The Oxford English Dictionary first notes the use of the word as meaning ‘strange’ or ‘peculiar’ as early as 1513, and in some cases it is still used, removed from any reference to sexuality or gender, to mean this today.

But it wasn’t until the 1890s that the word became associated with homosexuality, with the first recorded use being from John Sholto Douglas, the Marquis of Queensbury, whose son Francis was rumoured to be having an affair with another man.

Douglas described the other man, Archibald Primrose, as a ‘snob queer’, and the word’s usage as a slur was born.

After the 1890s the term began to be used scornfully to describe gay or effeminate men, lesbian or manly women, and probably transgender people who didn’t neatly conform to expectations about who a woman or man should be.

Reclamation of the term

In the late 1960s, however, the Stonewall riots took place, and the Gay Rights movement began. Many participants in the movement started using the word, which was still being used as an insult, to describe themselves in a stark act of defiance.

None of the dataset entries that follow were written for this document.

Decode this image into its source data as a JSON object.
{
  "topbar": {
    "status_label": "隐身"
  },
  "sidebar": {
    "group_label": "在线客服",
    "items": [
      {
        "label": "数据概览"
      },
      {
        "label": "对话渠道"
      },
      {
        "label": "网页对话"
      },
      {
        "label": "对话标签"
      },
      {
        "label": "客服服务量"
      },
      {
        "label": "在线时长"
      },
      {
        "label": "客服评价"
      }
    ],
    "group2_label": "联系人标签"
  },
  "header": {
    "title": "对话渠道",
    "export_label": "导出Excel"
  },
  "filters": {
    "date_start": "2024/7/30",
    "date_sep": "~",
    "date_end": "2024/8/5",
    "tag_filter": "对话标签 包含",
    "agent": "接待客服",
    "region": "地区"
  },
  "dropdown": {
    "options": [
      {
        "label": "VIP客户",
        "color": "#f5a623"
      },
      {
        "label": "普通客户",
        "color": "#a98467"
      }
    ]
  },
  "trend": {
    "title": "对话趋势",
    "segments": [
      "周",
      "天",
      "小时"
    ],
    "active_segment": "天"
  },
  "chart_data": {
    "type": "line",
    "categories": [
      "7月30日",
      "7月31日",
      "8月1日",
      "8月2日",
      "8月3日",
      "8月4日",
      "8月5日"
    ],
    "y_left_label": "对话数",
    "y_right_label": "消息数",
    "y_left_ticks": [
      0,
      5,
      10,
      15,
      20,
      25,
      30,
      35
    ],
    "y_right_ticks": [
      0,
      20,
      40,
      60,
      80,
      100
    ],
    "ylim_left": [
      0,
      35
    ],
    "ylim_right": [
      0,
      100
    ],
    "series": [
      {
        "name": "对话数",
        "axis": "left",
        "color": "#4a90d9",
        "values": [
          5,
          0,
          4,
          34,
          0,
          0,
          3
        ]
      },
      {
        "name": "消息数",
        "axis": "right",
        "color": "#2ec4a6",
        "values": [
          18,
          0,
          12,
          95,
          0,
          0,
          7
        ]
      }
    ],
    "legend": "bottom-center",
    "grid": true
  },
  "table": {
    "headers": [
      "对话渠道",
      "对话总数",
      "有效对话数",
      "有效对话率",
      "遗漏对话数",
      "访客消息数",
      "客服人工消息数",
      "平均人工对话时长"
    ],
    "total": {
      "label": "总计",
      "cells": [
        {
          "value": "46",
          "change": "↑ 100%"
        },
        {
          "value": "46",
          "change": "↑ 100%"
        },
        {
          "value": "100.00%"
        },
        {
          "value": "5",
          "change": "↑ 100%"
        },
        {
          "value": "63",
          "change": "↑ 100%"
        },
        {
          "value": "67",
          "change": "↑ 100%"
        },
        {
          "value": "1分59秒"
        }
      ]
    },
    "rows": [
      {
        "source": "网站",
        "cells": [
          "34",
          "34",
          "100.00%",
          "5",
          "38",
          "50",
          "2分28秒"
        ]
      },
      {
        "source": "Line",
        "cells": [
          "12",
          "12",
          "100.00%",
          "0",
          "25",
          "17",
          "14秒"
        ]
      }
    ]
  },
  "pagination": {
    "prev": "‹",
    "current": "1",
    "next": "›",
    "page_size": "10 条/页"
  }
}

The AIDs crisis in the 1980s and 90s provided more reason for activists to group together under the umbrella of the term, and even more recently, movements like the fight for marriage equality have kept its usage alive.

The word queer today

Today, many people in the LGBT+ community like the word because of its ambiguity and versatility. Whereas the acronym uses a ‘+’ symbol to define the identities of anyone who isn’t Lesbian, Gay, Bisexual or Transgender, the word queer doesn’t denote a specific identity.

Queer Eye (Photo: NBC / Getty)

Online bookstore Queer Lit and television shows like Queer Eye have brought the term into the mainstream, and it is now seen by many as an effective way of describing their identity. When we see this term queer used by the community and for the community, it’s unambiguously positive usually; the context is clear and we know how people are using it and why they’re using it. On the other hand, when it’s used by members who are outside the community, it’s more difficult to tell.

However, as some people still view the term negatively, at Out In The City we have chosen to use LGBT+ as an all-encompassing ‘umbrella’ term.

What do you think?

One thought on “Not our first pandemic … Ruth Coker Burks … A Guide to the word “Queer”

  1. I like the word Queer, although I generally describe myself as Lesbian. I like the ambiguity and the fact that it allows for allies to be included even if they are not L, G, B or T.